Feeling Under the Weather? Have an idiom or two
What Are We Talking About?
Every language has its own way of doing things. Each people group has an idea, and a way to express them. Trying to guess what am idiom means is like guessing exactly what is in City Chicken. (Here’s a hint… it’s not chicken). So, just in time for the weekend, here are a handful of idioms for you to listen for in conversations. But before we learn about American Idioms, let’s take a look at what an idiom is.
Idioms are Everywhere
When you’re talking about language, you can’t beat around the bush. It’s a bit of a blessing in disguise actually. In the heat of the moment it’s hard to hit the nail on the head, but maybe we will be able to kill two birds with one stone…
if you are a native speaker, that made some amount of sense.
Or maybe you’re an ESL learner, I wouldn’t blame you for giving up halfway through that last bit.
Idioms exist in every language. They are a phrase that has a bit of history, and a common understanding in the culture. Consider the following:
Thai: ชาติหน้าตอนบ่าย ๆ
(One Afternoon in your next reincarnation)
Russian: (Когда рак на горе свистнет
(When a Lobster whistles on top of a mountain)
French: quand les poules auront des dents
(When hens have teeth)
If you’re not part of these cultures, you may not get what these phrases mean. It is possible to understand the meaning, but not the heartfelt mocking that is meant in these phrases. However, if you’re a native english speaker, you understand “When Hell Freezes Over” or “When pigs fly.”
It’s never going to happen…
Idioms express ideas from a commonly held view. Sometimes they come from a common job. Or maybe they come from a common belief. Some of them come from entertainment, and sometimes they come from unknown. Sometimes, like our first idiom, they come from the depths of the ocean…
How are you Feeling Under the Weather?
If there’s one thing all of humanity can talk about, it’s the weather. We discuss it with friends, family, and strangers at bus stations. It doesn’t have the risks of politics, or the emotional weight of relationships. It’s safe. But what about being under it? Aren’t we all “Under” the weather… all of the time?

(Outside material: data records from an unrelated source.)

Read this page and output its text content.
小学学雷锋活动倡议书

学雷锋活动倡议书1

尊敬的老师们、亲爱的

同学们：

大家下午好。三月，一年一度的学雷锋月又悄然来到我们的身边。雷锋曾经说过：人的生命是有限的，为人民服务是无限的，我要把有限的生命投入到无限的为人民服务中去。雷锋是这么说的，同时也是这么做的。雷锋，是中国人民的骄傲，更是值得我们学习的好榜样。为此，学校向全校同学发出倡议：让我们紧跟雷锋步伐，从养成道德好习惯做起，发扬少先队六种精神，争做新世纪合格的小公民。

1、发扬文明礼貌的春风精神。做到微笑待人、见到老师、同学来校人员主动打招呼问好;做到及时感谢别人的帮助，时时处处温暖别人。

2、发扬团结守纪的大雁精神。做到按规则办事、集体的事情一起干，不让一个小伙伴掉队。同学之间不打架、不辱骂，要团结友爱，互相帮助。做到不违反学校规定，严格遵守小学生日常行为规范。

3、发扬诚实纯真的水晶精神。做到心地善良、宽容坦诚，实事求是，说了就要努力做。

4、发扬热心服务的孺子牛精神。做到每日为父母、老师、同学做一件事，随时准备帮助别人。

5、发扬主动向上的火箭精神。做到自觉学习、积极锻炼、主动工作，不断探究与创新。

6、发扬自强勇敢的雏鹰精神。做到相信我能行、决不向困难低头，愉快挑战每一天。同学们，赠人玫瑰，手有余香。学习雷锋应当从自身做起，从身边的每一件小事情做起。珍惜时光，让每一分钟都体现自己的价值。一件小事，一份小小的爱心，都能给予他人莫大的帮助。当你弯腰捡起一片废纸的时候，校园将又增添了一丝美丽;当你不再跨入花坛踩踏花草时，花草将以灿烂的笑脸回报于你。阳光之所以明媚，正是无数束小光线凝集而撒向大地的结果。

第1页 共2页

As it turns out, we’re not. Being “under the weather” means you’re feeling nauseous, or just generally sick. The phrase comes from the sea. as people learned to travel great distances on boats. One possible explanation is that bad weather forced travelers under the deck. This kept them safe from waves, and reduced the effects of sea sickness. Therefore, people who were sick went “under the weather”.